Several states nationwide recently enacted new laws that took effect at the start of 2017. Several of them focused on the school bus, including California’s SB 1072, which requires that school buses to be equipped with child-reminder alarm technology.
Signed into law by Gov. Jerry Brown last year, SB 1072 was enacted in response to the 2015 death of 19-year-old Hun Joon “Paul” Lee, a student with severe autism who died after being locked inside a parked school bus during a heat wave.
Drafted by state Sen. Tony Mendoza, SB 1072—commonly known as the Paul Lee School Bus Safety bill—stipulates all school buses, youth buses and care motor vehicles need to be outfitted with alert systems that force bus drivers to manually disarm an alarm at the rear of the bus before exiting.
The bus driver in the Lee case had finished his route and locked the nonverbal student on the bus for seven hours with all its windows closed as temperatures that day reached 90 degrees. Lee attended the Sierra Adult School in Whittier, California, a city near Los Angeles.

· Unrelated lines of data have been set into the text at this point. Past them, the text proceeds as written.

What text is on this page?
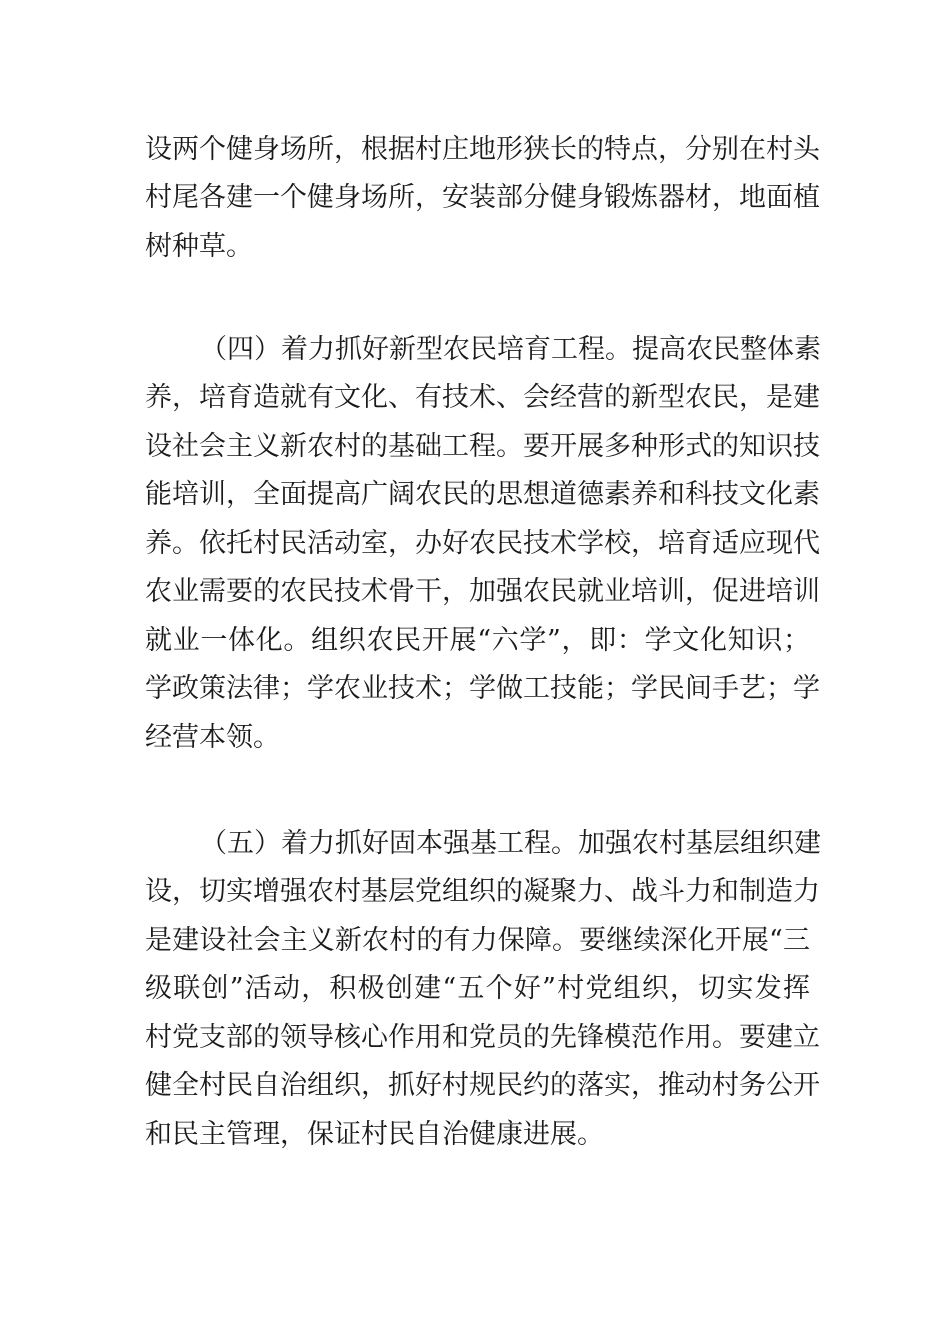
设两个健身场所，根据村庄地形狭长的特点，分别在村头
村尾各建一个健身场所，安装部分健身锻炼器材，地面植
树种草。
（四）着力抓好新型农民培育工程。提高农民整体素
养，培育造就有文化、有技术、会经营的新型农民，是建
设社会主义新农村的基础工程。要开展多种形式的知识技
能培训，全面提高广阔农民的思想道德素养和科技文化素
养。依托村民活动室，办好农民技术学校，培育适应现代
农业需要的农民技术骨干，加强农民就业培训，促进培训
就业一体化。组织农民开展“六学”，即：学文化知识；
学政策法律；学农业技术；学做工技能；学民间手艺；学
经营本领。
（五）着力抓好固本强基工程。加强农村基层组织建
设，切实增强农村基层党组织的凝聚力、战斗力和制造力
是建设社会主义新农村的有力保障。要继续深化开展“三
级联创”活动，积极创建“五个好”村党组织，切实发挥
村党支部的领导核心作用和党员的先锋模范作用。要建立
健全村民自治组织，抓好村规民约的落实，推动村务公开
和民主管理，保证村民自治健康进展。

The law also requires school districts to improve bus driver training to avoid similar situations that put students at risk. The alarm system needs to be installed by the 2018-2019 school year.
“No parent should fear that their child will not return home safely at the end of the day,” Mendoza told the LA Times.
Aside from improving bus driver training, school districts must also notify the Department of Motor Vehicles in all circumstances concerning students left on school buses.